1. This site uses cookies. By continuing to use this site, you are agreeing to our use of cookies. Learn More.

@REGEXSUB issue

Discussion in 'Support' started by Stefano Piccardi, Mar 17, 2009.

  1. Stefano Piccardi

    Joined:
    May 31, 2008
    Messages:
    376
    Likes Received:
    2
    It seems that @REGEXSUB handles regex alternatives incorrectly.
    Code:
    C:\> for %i in (a b c) echo %i in (a+)^|(b+): %@REGEXINDEX["(a+)|(b+)",x%i] (%@REGEXSUB[1,"(a+)|(b+)",x%i])
    
    a in (a+)|(b+): 1 (a)
    b in (a+)|(b+): 1 ()          <=== should match "b"
    c in (a+)|(b+): -1 ()
    
    C:\> ver
    TCC  9.02.152   Windows XP [Version 5.1.2600]
    
    For comparison, @REGEXINDEX matches the second capture in the second line, (b+), while @REGEXSUB doesn't.
     
  2. Stefano Piccardi

    Joined:
    May 31, 2008
    Messages:
    376
    Likes Received:
    2
    No answer?
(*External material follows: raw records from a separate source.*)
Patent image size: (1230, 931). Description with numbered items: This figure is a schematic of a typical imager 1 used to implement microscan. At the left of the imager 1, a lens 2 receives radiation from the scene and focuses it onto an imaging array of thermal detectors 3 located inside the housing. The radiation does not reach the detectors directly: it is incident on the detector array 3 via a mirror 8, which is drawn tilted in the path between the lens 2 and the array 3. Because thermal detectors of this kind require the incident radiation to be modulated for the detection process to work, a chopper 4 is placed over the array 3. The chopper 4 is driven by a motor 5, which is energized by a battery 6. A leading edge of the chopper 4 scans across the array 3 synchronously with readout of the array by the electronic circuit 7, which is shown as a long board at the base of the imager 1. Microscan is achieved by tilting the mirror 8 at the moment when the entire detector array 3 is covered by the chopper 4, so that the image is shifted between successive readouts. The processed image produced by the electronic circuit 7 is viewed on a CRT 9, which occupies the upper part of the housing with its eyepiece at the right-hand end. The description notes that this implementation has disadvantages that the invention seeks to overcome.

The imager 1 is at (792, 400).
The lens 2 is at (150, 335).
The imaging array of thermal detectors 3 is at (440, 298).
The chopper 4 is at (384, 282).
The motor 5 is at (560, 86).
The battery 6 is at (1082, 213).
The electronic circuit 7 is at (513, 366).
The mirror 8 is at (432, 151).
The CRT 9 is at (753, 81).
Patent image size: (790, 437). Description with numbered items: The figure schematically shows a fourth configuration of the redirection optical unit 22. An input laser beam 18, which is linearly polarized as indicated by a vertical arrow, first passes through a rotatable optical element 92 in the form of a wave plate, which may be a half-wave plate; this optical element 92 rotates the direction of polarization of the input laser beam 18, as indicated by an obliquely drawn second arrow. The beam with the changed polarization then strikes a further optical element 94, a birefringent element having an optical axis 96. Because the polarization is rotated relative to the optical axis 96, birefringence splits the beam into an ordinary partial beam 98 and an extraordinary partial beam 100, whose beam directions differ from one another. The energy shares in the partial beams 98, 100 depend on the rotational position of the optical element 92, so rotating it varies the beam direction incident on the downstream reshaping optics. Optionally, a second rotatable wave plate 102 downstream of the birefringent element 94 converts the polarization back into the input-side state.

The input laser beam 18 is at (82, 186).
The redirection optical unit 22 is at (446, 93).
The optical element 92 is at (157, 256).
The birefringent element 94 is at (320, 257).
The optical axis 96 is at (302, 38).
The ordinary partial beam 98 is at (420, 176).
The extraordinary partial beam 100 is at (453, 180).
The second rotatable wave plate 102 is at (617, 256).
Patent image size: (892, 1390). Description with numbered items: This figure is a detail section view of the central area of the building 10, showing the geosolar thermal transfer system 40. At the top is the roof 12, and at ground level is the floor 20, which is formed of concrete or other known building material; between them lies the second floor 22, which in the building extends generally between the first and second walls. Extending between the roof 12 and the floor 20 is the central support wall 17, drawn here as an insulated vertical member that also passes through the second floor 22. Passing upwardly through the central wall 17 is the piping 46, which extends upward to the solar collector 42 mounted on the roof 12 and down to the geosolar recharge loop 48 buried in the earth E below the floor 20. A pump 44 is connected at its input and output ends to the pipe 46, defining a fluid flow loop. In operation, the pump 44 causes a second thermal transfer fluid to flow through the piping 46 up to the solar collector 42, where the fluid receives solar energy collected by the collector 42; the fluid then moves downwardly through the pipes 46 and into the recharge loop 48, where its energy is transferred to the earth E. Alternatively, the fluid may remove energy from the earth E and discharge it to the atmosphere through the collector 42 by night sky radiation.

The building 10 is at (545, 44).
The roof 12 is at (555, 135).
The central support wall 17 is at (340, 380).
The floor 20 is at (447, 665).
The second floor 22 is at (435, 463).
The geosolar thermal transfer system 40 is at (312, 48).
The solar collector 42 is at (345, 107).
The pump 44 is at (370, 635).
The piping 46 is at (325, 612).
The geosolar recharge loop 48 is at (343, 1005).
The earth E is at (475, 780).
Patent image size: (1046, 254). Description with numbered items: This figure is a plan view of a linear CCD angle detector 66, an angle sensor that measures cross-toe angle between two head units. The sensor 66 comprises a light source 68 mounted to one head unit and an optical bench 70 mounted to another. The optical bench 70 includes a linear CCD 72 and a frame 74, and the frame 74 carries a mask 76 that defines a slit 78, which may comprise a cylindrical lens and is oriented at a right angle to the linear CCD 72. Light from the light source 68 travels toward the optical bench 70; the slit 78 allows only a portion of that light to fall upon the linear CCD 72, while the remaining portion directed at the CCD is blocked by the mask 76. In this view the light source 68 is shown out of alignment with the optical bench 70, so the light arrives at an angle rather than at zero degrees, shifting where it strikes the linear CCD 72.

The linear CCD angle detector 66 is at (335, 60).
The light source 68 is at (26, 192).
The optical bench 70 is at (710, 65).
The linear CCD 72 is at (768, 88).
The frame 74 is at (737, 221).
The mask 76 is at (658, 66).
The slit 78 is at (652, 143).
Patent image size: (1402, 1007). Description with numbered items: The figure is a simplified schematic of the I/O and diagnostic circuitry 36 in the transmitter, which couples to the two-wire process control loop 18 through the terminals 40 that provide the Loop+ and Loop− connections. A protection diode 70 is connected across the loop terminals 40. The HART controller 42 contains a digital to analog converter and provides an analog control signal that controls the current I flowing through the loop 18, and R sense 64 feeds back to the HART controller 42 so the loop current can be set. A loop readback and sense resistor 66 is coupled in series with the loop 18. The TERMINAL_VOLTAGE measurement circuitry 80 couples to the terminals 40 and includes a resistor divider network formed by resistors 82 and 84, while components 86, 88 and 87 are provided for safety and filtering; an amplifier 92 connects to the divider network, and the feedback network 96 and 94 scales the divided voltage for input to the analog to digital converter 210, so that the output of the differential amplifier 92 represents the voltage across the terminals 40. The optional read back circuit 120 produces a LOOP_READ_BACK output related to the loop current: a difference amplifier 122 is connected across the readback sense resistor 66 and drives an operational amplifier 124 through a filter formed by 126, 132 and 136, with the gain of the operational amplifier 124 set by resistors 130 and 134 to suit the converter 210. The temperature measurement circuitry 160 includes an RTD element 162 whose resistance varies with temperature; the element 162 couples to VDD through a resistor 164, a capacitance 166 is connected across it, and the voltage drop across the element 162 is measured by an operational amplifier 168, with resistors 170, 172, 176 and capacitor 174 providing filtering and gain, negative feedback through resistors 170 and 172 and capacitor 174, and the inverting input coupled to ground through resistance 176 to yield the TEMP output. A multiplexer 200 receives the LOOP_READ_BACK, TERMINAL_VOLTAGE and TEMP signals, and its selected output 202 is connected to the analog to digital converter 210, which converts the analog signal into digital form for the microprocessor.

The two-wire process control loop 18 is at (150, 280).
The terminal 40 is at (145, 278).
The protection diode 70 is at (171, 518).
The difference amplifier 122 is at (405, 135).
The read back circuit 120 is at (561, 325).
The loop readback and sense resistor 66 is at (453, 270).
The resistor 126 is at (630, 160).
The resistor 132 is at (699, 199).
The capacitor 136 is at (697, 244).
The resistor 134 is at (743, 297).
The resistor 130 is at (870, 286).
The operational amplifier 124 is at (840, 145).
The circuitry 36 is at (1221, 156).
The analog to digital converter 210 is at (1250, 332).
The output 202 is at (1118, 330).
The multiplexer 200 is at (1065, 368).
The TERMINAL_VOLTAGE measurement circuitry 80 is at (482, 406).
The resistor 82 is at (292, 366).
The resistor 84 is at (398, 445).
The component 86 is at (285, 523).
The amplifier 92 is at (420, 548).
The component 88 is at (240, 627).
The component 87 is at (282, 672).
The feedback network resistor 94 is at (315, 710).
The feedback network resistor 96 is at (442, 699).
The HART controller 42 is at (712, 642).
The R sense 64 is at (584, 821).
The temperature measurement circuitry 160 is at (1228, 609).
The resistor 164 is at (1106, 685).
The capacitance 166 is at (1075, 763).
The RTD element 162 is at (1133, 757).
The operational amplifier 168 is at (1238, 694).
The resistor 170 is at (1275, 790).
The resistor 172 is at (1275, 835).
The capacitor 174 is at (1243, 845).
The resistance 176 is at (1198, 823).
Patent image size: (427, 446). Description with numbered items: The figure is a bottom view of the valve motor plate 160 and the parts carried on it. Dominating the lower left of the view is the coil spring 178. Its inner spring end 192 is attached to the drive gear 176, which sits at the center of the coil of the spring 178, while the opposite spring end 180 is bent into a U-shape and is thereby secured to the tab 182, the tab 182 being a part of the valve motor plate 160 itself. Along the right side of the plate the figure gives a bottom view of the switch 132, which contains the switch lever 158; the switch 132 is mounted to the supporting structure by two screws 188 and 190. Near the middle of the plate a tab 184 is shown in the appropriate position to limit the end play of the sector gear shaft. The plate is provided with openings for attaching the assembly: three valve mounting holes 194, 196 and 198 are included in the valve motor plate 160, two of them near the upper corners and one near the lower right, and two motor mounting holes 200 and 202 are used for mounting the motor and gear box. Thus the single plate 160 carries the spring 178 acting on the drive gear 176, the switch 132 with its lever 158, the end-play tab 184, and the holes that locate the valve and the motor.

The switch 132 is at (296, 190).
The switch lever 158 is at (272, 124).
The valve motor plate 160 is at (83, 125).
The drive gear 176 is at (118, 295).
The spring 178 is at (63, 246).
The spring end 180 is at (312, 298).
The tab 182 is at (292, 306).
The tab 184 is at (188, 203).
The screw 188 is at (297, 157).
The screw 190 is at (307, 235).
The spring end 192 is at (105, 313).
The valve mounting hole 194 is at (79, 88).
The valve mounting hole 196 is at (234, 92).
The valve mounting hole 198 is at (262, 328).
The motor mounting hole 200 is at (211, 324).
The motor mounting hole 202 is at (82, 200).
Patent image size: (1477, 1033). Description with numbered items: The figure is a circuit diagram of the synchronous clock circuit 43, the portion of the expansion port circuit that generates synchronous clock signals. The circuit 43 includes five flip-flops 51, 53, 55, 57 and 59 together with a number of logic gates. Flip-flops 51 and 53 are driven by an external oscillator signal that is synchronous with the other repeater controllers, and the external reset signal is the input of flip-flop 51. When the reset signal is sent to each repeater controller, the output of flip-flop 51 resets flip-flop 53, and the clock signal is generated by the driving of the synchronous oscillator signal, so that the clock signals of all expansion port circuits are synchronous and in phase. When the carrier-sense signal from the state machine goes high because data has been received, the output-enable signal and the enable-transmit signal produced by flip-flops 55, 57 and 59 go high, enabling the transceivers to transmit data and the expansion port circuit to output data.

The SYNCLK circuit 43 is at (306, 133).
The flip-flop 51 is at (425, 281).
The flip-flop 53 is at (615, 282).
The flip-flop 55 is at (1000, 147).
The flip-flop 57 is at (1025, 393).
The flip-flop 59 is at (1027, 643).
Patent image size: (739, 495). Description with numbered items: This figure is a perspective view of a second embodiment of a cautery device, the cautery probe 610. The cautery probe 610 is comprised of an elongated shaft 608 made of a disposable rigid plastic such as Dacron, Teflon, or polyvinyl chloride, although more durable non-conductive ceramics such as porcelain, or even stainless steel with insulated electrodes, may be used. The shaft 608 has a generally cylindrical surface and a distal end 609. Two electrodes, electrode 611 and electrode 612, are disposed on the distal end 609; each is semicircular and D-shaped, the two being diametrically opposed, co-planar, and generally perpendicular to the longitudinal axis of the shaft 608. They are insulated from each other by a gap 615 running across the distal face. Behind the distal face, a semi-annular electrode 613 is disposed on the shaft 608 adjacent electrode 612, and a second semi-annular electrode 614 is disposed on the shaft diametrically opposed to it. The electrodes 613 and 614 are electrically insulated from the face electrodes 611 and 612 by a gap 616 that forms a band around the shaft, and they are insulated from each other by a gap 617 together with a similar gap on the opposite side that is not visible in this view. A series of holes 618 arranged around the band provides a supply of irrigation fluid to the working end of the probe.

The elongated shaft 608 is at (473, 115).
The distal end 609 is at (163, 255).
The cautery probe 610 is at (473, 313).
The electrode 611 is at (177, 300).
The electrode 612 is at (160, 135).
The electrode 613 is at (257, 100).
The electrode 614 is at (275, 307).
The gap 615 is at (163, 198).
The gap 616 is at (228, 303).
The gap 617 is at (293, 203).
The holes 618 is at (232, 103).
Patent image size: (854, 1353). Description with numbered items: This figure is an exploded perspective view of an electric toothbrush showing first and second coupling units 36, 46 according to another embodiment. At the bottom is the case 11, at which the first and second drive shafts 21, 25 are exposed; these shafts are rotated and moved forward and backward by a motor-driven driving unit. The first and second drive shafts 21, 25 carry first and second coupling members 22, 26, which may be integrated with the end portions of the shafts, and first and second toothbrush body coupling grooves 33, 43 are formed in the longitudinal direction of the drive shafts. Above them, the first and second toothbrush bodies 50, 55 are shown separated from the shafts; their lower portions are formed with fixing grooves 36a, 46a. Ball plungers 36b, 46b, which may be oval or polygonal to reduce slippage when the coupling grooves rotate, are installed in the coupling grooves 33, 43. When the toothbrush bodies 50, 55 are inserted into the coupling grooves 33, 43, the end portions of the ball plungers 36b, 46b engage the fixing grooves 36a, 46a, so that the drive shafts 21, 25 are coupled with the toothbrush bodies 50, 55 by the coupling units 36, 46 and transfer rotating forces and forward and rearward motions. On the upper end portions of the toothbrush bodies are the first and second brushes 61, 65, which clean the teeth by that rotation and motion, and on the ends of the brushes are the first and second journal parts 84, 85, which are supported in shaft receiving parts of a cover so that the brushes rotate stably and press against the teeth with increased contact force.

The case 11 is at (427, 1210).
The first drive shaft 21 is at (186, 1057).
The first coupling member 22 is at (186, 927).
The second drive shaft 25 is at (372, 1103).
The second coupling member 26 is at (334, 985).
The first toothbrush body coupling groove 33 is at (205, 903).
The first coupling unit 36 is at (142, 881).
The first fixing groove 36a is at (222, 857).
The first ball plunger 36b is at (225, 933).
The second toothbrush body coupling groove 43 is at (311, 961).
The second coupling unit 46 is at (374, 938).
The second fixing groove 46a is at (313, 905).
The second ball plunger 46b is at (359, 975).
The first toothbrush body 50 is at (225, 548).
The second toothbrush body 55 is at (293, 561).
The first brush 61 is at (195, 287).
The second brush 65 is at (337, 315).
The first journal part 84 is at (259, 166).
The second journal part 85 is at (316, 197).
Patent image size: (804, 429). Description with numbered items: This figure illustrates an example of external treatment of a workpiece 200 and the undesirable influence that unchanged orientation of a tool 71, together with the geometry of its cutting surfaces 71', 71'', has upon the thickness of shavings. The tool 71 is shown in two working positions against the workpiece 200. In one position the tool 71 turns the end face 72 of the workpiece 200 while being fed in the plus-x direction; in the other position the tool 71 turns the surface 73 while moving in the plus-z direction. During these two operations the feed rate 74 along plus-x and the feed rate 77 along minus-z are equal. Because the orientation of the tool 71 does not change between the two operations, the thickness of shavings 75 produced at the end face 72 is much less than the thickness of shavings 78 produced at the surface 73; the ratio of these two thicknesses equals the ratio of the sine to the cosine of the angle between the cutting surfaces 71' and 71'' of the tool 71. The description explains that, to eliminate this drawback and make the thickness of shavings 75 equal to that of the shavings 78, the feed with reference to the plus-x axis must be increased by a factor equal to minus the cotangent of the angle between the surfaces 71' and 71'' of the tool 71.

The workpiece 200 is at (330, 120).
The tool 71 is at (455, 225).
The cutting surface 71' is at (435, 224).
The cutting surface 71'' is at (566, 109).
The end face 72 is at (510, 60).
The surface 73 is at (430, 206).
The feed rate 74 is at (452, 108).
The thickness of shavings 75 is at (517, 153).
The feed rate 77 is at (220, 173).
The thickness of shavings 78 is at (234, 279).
Then does @REGEXSUB work correctly in version 10?
     
  3. vefatica

    Joined:
    May 20, 2008
    Messages:
    7,792
    Likes Received:
    29
    On Mon, 23 Mar 2009 17:04:59 -0500, Stefano Piccardi <>
    wrote:

    |No answer? Then does @REGEXSUB work correctly in version 10?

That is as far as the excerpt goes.